Pan did all the translating when Kiderlen took the volunteer doctors group up to the village. "Tri-Lingual students who can speak their local dialect plus Mandarin and English are vital in connecting Hainan to the international world. Now that Hainan has its free-trade zone, we need more young people just like her. This is essential for the biggest initiatives now like the government in agriculture, and getting farmers into e-commerce, and teaching them how to get their products to market more efficiently," Kiderlen said.
The third photo shows Kiderlen with Miao children and was taken in her early years in China. "The first day I arrived, they hid behind their mothers. Now they run to meet me as I always have coconut candy, fruit and milk, which I hand over to their mothers for them to distribute," Kiderlen wrote in the caption.

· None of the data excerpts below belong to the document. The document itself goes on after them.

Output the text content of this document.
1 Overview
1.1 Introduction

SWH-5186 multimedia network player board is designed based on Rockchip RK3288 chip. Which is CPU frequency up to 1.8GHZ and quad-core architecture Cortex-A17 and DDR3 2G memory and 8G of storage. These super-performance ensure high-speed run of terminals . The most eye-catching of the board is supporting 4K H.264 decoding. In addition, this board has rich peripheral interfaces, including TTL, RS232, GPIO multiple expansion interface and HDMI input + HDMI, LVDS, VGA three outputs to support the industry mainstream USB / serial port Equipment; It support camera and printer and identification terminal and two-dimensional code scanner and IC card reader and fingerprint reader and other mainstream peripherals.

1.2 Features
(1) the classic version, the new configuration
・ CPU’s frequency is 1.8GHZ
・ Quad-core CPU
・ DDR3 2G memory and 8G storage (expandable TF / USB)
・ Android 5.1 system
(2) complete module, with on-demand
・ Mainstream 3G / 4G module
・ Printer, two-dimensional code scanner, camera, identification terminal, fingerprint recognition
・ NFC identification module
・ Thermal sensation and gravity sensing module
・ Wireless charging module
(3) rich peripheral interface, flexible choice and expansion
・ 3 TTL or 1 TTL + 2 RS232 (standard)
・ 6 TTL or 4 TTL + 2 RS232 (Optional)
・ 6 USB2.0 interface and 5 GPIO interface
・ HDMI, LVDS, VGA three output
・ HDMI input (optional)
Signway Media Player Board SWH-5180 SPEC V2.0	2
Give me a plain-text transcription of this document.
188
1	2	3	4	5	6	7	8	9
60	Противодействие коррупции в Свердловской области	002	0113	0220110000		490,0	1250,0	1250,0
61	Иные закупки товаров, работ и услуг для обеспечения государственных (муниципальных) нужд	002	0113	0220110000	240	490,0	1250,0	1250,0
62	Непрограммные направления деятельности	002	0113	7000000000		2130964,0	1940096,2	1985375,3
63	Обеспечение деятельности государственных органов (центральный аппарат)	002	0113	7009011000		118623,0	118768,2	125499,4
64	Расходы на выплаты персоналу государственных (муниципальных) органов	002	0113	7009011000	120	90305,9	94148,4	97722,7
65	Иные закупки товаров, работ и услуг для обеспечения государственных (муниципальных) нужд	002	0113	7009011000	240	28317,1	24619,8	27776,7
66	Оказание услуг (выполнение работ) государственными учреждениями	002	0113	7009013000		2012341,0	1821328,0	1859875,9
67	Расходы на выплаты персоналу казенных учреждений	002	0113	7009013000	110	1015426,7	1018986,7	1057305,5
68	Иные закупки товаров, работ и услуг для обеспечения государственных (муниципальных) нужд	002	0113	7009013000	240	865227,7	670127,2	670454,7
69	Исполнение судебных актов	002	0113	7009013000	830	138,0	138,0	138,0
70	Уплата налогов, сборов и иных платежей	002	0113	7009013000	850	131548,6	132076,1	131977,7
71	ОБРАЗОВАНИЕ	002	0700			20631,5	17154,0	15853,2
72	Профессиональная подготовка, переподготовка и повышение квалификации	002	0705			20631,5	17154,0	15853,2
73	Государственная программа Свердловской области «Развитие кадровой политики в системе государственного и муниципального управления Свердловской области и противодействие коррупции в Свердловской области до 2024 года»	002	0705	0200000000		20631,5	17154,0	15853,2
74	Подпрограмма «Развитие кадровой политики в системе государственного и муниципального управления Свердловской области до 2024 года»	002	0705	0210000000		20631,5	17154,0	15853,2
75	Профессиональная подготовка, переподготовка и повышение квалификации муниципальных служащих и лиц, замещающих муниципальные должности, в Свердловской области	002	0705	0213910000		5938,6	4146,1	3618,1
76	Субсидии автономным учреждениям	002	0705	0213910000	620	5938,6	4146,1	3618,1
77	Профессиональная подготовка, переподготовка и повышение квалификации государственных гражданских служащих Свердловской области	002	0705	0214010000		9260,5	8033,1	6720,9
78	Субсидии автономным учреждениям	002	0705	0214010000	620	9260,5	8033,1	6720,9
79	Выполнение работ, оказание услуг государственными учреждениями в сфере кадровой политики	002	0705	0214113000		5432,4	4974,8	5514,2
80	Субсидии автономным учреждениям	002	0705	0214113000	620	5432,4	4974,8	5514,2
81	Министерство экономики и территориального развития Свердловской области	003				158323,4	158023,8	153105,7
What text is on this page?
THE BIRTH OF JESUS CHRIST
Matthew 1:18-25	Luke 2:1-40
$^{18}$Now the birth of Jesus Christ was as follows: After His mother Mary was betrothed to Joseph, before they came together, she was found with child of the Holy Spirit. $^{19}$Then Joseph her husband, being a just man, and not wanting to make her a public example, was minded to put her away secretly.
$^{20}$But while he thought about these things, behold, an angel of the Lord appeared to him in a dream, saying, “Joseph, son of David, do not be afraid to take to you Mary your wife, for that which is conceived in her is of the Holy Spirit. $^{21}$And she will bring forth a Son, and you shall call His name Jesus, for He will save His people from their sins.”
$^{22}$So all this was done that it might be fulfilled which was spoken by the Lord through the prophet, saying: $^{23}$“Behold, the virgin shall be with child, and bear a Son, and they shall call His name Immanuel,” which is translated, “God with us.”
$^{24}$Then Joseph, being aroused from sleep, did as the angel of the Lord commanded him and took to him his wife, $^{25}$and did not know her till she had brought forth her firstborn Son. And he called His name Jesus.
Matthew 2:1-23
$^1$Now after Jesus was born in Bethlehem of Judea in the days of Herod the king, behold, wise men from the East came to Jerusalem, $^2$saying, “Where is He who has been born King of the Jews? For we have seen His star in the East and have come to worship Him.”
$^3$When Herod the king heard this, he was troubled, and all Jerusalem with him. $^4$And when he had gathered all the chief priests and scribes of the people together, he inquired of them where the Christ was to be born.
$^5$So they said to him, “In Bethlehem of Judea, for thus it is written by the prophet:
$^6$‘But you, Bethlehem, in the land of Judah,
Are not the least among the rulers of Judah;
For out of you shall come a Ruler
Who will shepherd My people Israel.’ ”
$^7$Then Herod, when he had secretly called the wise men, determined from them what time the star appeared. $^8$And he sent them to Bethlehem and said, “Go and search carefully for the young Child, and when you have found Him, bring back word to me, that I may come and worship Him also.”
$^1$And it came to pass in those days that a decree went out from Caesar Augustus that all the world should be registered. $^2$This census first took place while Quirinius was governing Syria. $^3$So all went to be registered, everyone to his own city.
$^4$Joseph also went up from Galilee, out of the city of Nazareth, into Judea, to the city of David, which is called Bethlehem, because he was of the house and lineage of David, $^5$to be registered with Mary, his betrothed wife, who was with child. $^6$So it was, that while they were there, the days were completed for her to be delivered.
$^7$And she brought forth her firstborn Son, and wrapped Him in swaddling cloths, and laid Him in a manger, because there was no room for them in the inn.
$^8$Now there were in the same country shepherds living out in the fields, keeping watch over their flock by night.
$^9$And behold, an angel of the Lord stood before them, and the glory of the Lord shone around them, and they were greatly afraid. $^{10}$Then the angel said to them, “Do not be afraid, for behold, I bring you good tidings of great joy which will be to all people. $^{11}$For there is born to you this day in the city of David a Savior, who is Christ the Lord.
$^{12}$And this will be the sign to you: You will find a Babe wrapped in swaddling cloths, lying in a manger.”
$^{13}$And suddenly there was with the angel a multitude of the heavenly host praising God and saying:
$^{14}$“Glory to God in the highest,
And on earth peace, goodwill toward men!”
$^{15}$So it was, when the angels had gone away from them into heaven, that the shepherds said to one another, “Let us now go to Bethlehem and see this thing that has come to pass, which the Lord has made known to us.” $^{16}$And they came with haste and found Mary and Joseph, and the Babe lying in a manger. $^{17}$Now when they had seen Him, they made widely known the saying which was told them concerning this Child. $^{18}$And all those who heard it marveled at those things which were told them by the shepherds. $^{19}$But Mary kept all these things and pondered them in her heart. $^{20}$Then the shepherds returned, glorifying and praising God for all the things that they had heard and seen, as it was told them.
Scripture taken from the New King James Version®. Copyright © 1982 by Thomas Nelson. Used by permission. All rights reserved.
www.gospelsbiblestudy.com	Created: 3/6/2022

"When I took photos around the village, the kids always came and listened to me speak English. My biggest hope is that more and more Hainanese get educated and go back to Hainan — the government needs people who know the culture. Take kids like Pan, who can speak English, Mandarin and Miao dialect, to get things done," said Kiderlen.
Kiderlen said Hainan people have become like family to her and her primary concern will always be the people of Hainan.
"Hainan people are the most generous, kind, loving. For the rest of my life, I will help from both the US side and the Hainan side, and always be here for them to achieve their goals, as long as I'm permitted," Kiderlen said.